1 Des initiatives nombreuses financées conjointement par la Politique de la Ville et le Ministère de l’Éducation nationale reposent sur le tutorat comme mode d’accompagnement des populations défavorisées dans un parcours de réussite scolaire [1].
2 C’est le cas des programmes d’ouverture sociale dans de nombreuses Grandes Écoles françaises [2], dans lesquels on constate que le rôle de formateur n’incombe pas à des professionnels de l’éducation ou de l’animation sociale mais à des jeunes étudiants volontaires. Ceux-ci s’engagent généralement pour un an dans des dispositifs visant à la redistribution des capitaux culturels et sociaux jugés déterminants dans la perspective du passage réussi entre enseignement secondaire et enseignement supérieur.
3 Lancés au début des années 2000, ces programmes n’ont eu de cesse de se multiplier dans les différents types de Grandes Écoles, certaines jouissant d’une reconnaissance institutionnelle leur permettant de passer du statut d’expérimentation à celui d’institution touchant ainsi un nombre de lycéens issus de Zones sensibles de plus en plus élevé.
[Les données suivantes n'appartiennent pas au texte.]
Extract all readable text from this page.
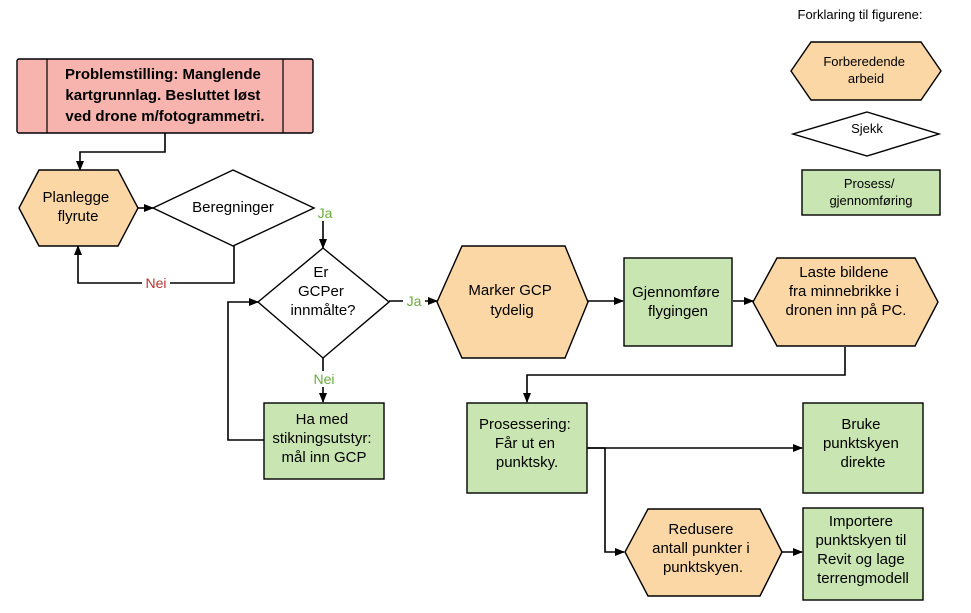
Forklaring til figurene:
Forberedende arbeid
Sjekk
Prosess/ gjennomføring
Ja
Nei
Ja
Nei
Problemstilling: Manglende kartgrunnlag. Besluttet løst ved drone m/fotogrammetri.
Planlegge flyrute
Beregninger
Er GCPer innmålte?
Ha med stikningsutstyr: mål inn GCP
Marker GCP tydelig
Gjennomføre flygingen
Laste bildene fra minnebrikke i dronen inn på PC.
Prosessering: Får ut en punktsky.
Bruke punktskyen direkte
Redusere antall punkter i punktskyen.
Importere punktskyen til Revit og lage terrengmodell
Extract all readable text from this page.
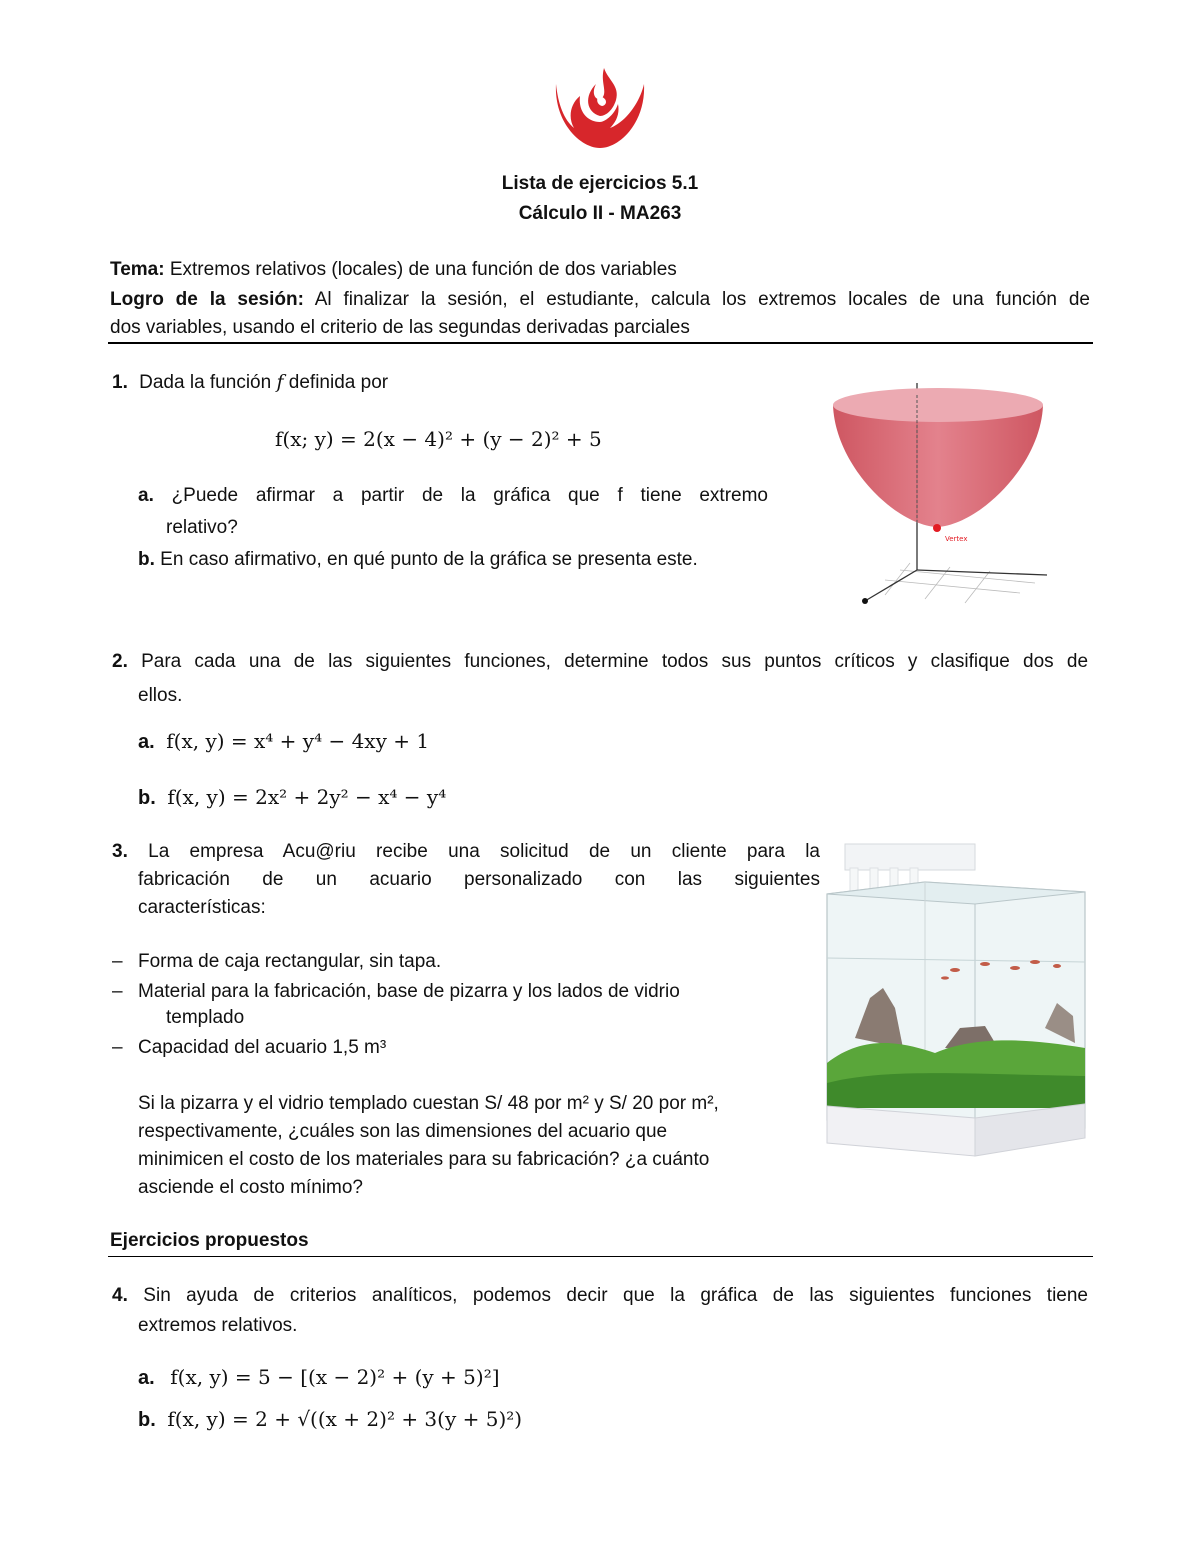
Lista de ejercicios 5.1
Cálculo II - MA263
Tema: Extremos relativos (locales) de una función de dos variables
Logro de la sesión: Al finalizar la sesión, el estudiante, calcula los extremos locales de una función de
dos variables, usando el criterio de las segundas derivadas parciales
1. Dada la función f definida por
f(x; y) = 2(x − 4)² + (y − 2)² + 5
a. ¿Puede afirmar a partir de la gráfica que f tiene extremo
relativo?
b. En caso afirmativo, en qué punto de la gráfica se presenta este.
Vertex
2. Para cada una de las siguientes funciones, determine todos sus puntos críticos y clasifique dos de
ellos.
a. f(x, y) = x⁴ + y⁴ − 4xy + 1
b. f(x, y) = 2x² + 2y² − x⁴ − y⁴
3. La empresa Acu@riu recibe una solicitud de un cliente para la
fabricación de un acuario personalizado con las siguientes
características:
– Forma de caja rectangular, sin tapa.
– Material para la fabricación, base de pizarra y los lados de vidrio
templado
– Capacidad del acuario 1,5 m³
Si la pizarra y el vidrio templado cuestan S/ 48 por m² y S/ 20 por m²,
respectivamente, ¿cuáles son las dimensiones del acuario que
minimicen el costo de los materiales para su fabricación? ¿a cuánto
asciende el costo mínimo?
Ejercicios propuestos
4. Sin ayuda de criterios analíticos, podemos decir que la gráfica de las siguientes funciones tiene
extremos relativos.
a. f(x, y) = 5 − [(x − 2)² + (y + 5)²]
b. f(x, y) = 2 + √((x + 2)² + 3(y + 5)²)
Or, il semble que ces processus d’institutionnalisation s’accompagnent d’un changement de statut pour les étudiants-tuteurs, qui irait au-delà de leur fonction initiale qui allie l’accompagnement scolaire des lycéens vers l’apprentissage de nouveaux savoirs et savoir-faire avec celle d’agent socialisateur aux codes et aux rites en usage dans la Grande École et dans l’enseignement supérieur en général [3]. Ils exercent ces fonctions dans le cadre de séances de tutorat qui se déroulent dans leur établissement à raison d’une à trois heures par semaine. Les tuteurs dirigent les différents ateliers qui composent ces séances auprès de petits groupes de lycéens pour lesquels on favorise des méthodes pédagogiques individualisées et hautement interactives.
4 Pour autant assiste-t-on à la mise en place d’un nouveau métier autour de la fonction de tuteur ? Afin de répondre à cette question, on s’interrogera sur le statut et son appropriation par les étudiants dans le cas de certains dispositifs ayant recours aux tutorats comme mode d’accompagnement ou de formation primaire (comme c’est le cas dans toutes les écoles ayant signé la Charte pour l’égalité des chances dans l’accès aux formations d’excellence de 2005) ou secondaire, comme c’est le cas des dispositifs Conventions d’Éducation Prioritaire de l’IEP de Paris ou de la Classe Préparatoire à l’Enseignement Supérieur du Lycée Henri IV. Le choix de l’éclairage sur des étudiants qui en sont souvent la cheville ouvrière permettra alors peut-être de saisir quelques enjeux structurels et institutionnels autour de ce type de dispositif et ainsi en comprendre quelques modalités d’action, au-delà de tout débat sur leur compatibilité avec les principes d’égalité et de méritocratie à la française.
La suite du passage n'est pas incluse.